Aber auch sie waren lange nicht die Ersten. Eigentlich waren diese Leute fast schon Touristen, wenn man sie mit den wahren Pionieren verglich, die sich zwei Millionen Jahre davor auf den Weg nach Osten gemacht hatten. Das war der Erektus plus Anhang: ein wahrhaft uriger Entdecker. Er verfügte über keine konkrete innere Vorstellungswelt, einfach, weil er keine Sprache hatte, die differenziert genug war, abstraktes Denken zu ermöglichen. Seine Laute klangen absichtsvoll, doch verwaschen und unbeholfen. Dennoch war er der erfolgreichste Menschoide neben dem, der sich mit seiner komplexen Lautsprache zur Alleinherrschaft über die Natur aufschwingen und als einzige Menschen-Art überleben sollte. Der Erektus: unsentimental, allürenfrei, geradeaus. Er hätte mehr Erfolg verdient. Und wie bunt ginge es auf diesem Planeten zu, wäre er von mehreren Menschen-Arten bewohnt und nicht nur von einer einzigen in verschiedenen Farben.

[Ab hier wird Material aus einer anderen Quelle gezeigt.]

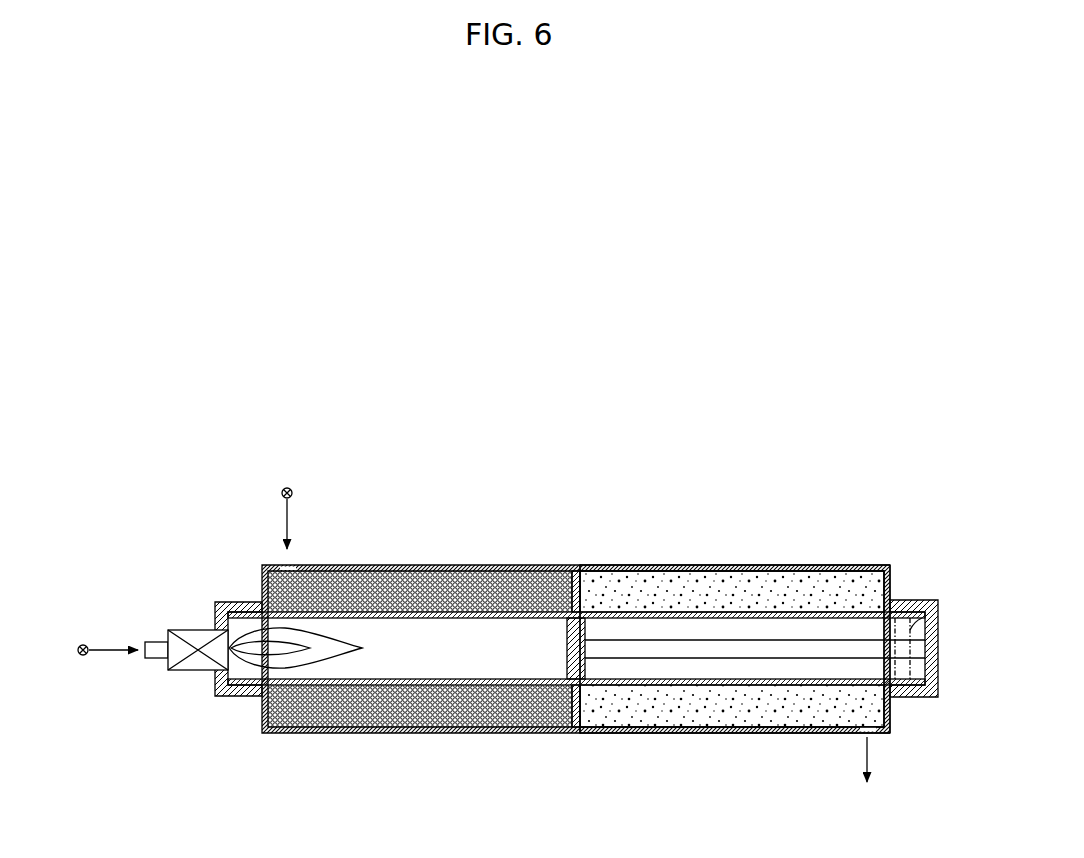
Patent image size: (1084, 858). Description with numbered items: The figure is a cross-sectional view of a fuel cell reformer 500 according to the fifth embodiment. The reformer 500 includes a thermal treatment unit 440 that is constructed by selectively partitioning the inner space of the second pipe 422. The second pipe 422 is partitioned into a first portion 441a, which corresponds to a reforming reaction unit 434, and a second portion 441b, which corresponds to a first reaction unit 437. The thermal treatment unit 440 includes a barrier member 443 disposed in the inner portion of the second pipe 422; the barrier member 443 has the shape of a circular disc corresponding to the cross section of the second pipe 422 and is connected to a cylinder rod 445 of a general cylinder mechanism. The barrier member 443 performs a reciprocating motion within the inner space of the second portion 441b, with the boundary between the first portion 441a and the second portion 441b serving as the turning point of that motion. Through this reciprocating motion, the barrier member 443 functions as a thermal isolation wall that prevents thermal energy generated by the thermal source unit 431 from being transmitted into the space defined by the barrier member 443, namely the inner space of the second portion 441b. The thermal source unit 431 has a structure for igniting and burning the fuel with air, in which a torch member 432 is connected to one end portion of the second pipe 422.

The fuel cell reformer 500 is at (572, 488).
The thermal source unit 431 is at (223, 656).
The torch member 432 is at (184, 630).
The reforming reaction unit 434 is at (410, 759).
The first reaction unit 437 is at (770, 759).
The thermal treatment unit 440 is at (562, 638).
The barrier member 443 is at (592, 632).
The cylinder rod 445 is at (723, 640).
The first portion 441a is at (546, 706).
The second portion 441b is at (621, 702).
The second pipe 422 is at (576, 710).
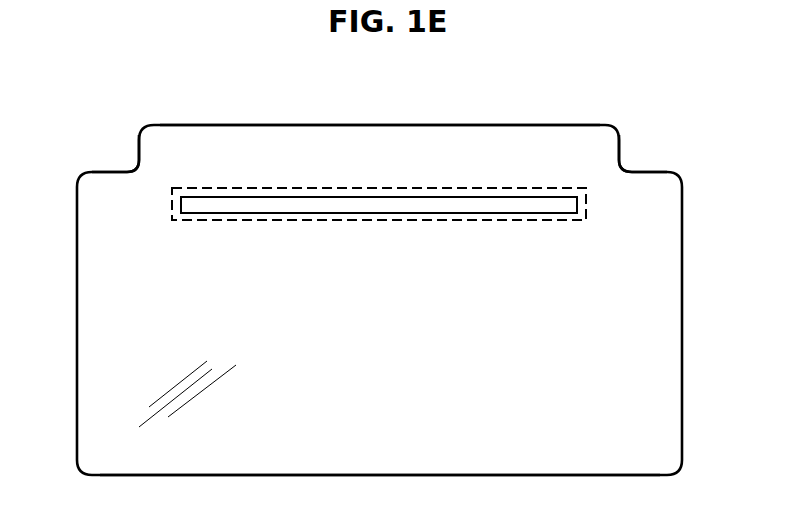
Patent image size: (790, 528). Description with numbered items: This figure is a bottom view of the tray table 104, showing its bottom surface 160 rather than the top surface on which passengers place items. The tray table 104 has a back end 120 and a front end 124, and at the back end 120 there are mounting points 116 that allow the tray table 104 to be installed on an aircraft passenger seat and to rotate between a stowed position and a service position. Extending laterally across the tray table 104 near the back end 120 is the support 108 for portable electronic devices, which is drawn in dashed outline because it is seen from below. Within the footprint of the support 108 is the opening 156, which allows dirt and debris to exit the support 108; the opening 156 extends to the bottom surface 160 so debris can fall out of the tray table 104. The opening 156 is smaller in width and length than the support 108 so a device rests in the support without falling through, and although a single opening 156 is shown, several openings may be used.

The tray table 104 is at (522, 101).
The back end 120 is at (280, 125).
The front end 124 is at (378, 475).
The mounting points 116 is at (119, 139).
The support 108 is at (203, 188).
The opening 156 is at (255, 213).
The bottom surface 160 is at (392, 403).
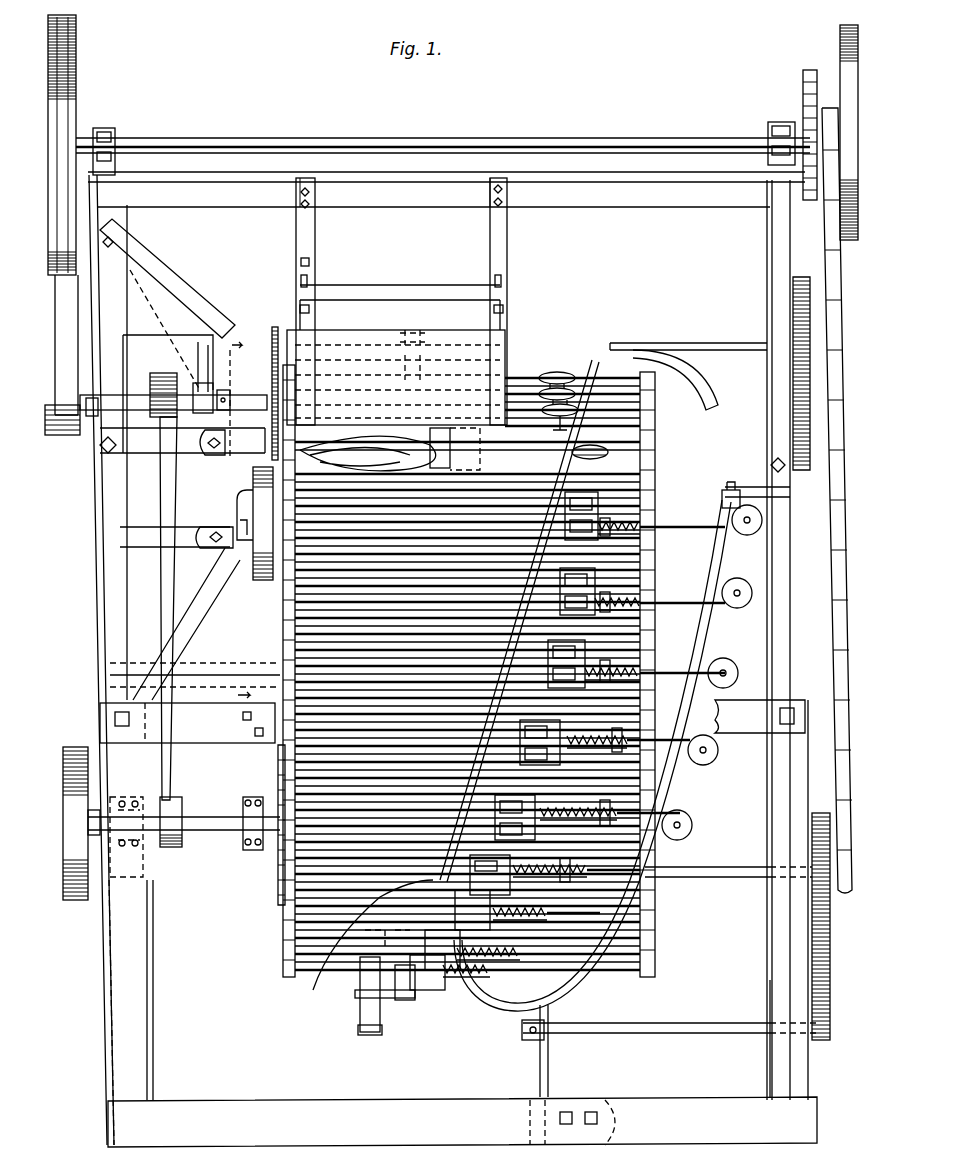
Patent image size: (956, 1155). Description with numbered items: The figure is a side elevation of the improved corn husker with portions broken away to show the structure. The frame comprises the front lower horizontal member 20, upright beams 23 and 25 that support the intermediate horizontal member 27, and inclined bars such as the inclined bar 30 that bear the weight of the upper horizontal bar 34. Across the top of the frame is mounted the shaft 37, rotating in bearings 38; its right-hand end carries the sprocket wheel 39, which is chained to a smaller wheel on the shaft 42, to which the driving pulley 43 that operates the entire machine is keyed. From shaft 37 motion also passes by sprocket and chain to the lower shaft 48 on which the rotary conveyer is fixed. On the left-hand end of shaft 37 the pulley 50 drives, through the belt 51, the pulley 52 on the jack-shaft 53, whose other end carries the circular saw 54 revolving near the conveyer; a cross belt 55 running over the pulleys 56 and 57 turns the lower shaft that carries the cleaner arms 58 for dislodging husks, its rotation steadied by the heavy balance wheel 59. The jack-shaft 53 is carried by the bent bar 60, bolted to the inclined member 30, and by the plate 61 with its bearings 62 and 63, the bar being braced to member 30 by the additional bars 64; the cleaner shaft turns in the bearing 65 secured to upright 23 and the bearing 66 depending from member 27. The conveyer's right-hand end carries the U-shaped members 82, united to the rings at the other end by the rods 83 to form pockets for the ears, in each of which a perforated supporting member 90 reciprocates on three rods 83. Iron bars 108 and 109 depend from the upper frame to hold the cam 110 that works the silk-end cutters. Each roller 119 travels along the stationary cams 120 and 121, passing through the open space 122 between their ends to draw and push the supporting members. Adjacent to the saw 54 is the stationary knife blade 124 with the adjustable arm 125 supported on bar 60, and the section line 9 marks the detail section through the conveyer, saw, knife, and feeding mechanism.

The front lower horizontal member 20 is at (380, 1106).
The upright beam 23 is at (150, 992).
The upright beam 25 is at (803, 658).
The intermediate horizontal member 27 is at (213, 738).
The inclined bar 30 is at (98, 490).
The upper horizontal bar 34 is at (430, 172).
The shaft 37 is at (340, 142).
The bearings 38 is at (114, 130).
The sprocket wheel 39 is at (803, 78).
The shaft 42 is at (835, 488).
The driving pulley 43 is at (840, 58).
The lower shaft 48 is at (198, 670).
The pulley 50 is at (78, 84).
The belt 51 is at (67, 345).
The pulley 52 is at (70, 433).
The jack-shaft 53 is at (130, 402).
The circular saw 54 is at (274, 362).
The cross belt 55 is at (172, 480).
The pulley 56 is at (201, 443).
The pulley 57 is at (183, 807).
The cleaner arms 58 is at (278, 748).
The balance wheel 59 is at (79, 838).
The bent bar 60 is at (153, 302).
The plate 61 is at (200, 340).
The bearing 62 is at (90, 418).
The bearing 63 is at (215, 400).
The additional bars 64 is at (152, 445).
The bearing 65 is at (137, 835).
The bearing 66 is at (248, 838).
The U-shaped member 82 is at (646, 453).
The rods 83 is at (476, 593).
The perforated supporting member 90 is at (600, 527).
The iron bar 108 is at (307, 245).
The iron bar 109 is at (500, 247).
The cam 110 is at (396, 359).
The roller 119 is at (736, 660).
The stationary cam 120 is at (686, 783).
The stationary cam 121 is at (583, 364).
The open space 122 is at (716, 450).
The stationary knife blade 124 is at (240, 503).
The adjustable arm 125 is at (366, 957).
The section line 9 is at (236, 515).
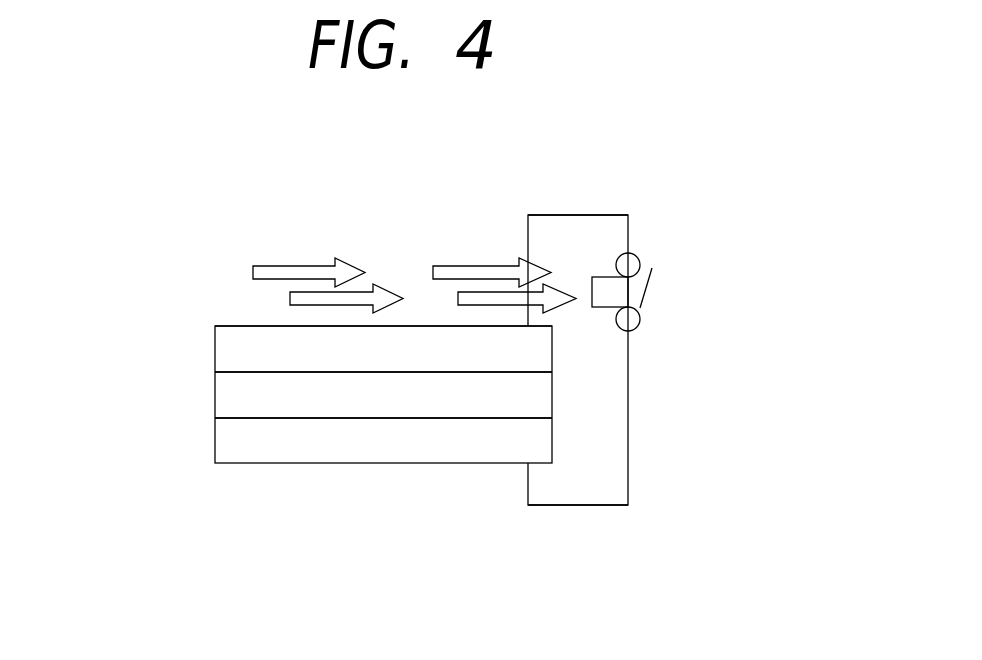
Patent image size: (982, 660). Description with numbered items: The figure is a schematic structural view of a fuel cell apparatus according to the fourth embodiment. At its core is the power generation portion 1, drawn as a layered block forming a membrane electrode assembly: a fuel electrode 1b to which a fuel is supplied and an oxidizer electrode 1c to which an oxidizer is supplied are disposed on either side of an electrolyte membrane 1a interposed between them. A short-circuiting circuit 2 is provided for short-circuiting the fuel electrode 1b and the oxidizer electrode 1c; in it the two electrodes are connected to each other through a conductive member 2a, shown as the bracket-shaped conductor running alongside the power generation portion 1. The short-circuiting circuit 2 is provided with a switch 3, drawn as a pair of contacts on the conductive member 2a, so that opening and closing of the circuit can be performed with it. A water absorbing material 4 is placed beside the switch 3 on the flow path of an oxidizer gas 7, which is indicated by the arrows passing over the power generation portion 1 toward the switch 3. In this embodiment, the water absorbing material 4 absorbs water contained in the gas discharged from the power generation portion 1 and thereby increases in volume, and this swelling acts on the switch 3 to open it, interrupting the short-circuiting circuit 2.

The power generation portion 1 is at (182, 397).
The electrolyte membrane 1a is at (279, 398).
The fuel electrode 1b is at (367, 452).
The oxidizer electrode 1c is at (233, 335).
The short-circuiting circuit 2 is at (626, 192).
The conductive member 2a is at (582, 215).
The switch 3 is at (643, 292).
The water absorbing material 4 is at (602, 305).
The oxidizer gas 7 is at (310, 273).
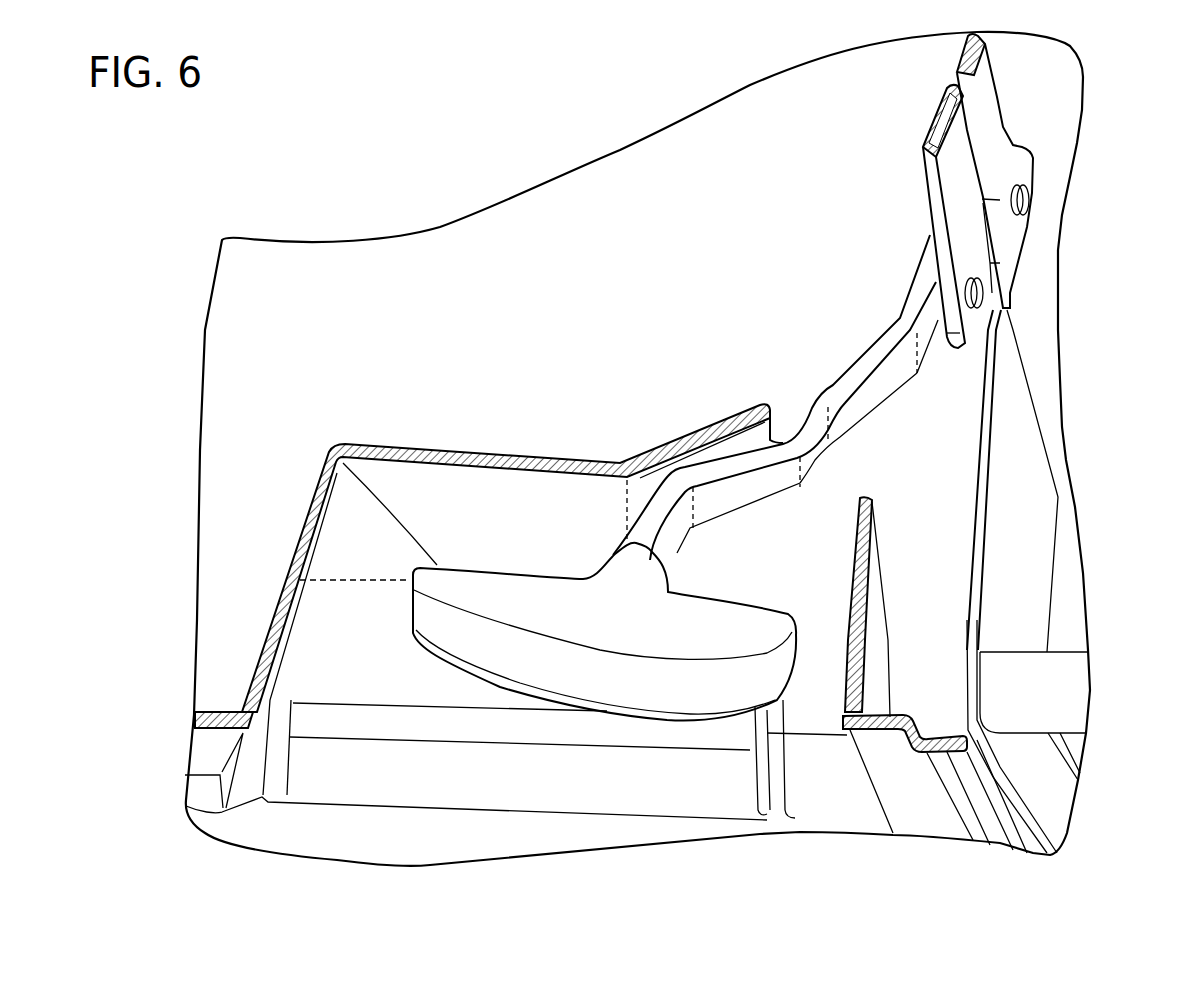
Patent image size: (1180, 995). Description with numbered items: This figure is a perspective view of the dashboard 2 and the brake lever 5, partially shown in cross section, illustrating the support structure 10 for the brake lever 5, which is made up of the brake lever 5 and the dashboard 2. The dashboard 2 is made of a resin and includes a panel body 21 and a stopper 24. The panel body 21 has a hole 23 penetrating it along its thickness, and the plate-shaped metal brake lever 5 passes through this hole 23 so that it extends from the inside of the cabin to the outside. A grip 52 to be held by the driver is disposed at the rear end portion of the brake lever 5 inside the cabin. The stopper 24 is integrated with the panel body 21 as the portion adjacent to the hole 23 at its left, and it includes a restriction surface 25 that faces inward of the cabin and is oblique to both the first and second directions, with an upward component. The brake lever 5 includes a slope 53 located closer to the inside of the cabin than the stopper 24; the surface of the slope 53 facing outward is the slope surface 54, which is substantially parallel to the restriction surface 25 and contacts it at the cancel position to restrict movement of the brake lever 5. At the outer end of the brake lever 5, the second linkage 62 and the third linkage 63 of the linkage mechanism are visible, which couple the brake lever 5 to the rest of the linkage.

The support structure 10 is at (675, 300).
The dashboard 2 is at (360, 664).
The brake lever 5 is at (867, 350).
The panel body 21 is at (487, 515).
The hole 23 is at (775, 432).
The stopper 24 is at (712, 422).
The restriction surface 25 is at (747, 438).
The grip 52 is at (334, 447).
The slope 53 is at (767, 482).
The slope surface 54 is at (707, 457).
The second linkage 62 is at (1000, 100).
The third linkage 63 is at (925, 220).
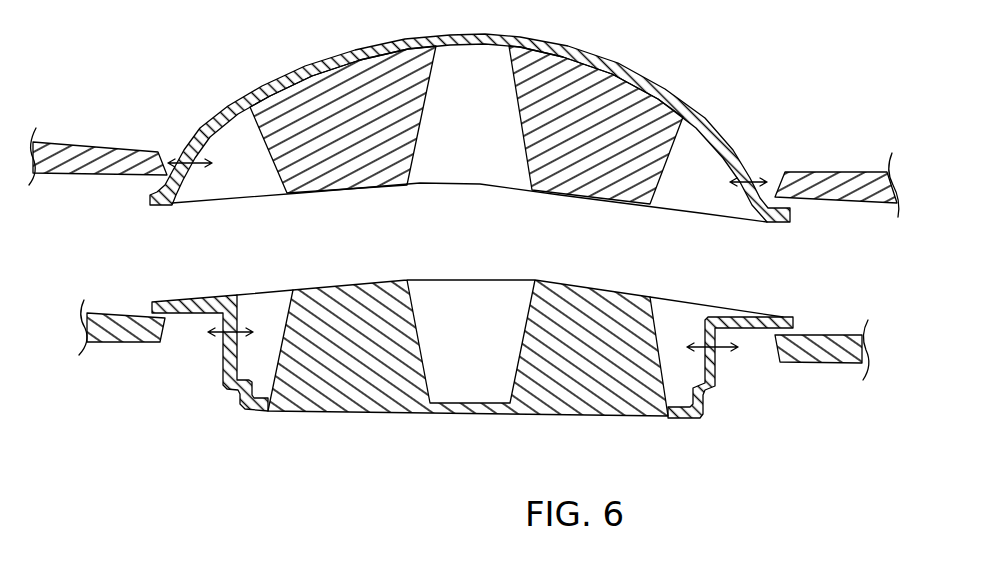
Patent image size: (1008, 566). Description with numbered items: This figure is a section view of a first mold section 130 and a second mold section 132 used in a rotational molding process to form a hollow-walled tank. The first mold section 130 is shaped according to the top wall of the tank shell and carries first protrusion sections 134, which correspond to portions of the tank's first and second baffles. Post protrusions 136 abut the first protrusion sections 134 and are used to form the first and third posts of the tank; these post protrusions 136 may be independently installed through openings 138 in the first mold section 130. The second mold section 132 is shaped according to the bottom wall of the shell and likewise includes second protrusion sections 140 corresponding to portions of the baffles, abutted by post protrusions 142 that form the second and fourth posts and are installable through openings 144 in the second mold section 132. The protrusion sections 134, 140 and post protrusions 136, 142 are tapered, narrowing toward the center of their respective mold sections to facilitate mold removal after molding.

Ein sehr gelungenes Buch, bei dessen Präsentation ich Michaela Halbmond kennenlernen sollte. Die Autoren hatten es geschafft, mich in ihre Geschichte zu entführen und den Erektus als Angehörigen wahrzunehmen. Ich mochte ihn. Ich sympathisierte mit dem Vormenschen. Das waren noch Typen, tausend Mal authentischer als der urigste Alt-Bauer. Das waren Echtfleisch-Menschen, die das systematische Überleben erfunden haben. Sie haben das Wissen dafür gegen zahllose ihrer Leben eingetauscht, haben sich jede Kleinigkeit an Wissenszuwachs erstorben. Die Erkenntnis, was ein Risiko ist, entwuchs einem Teppich aus Todesopfern.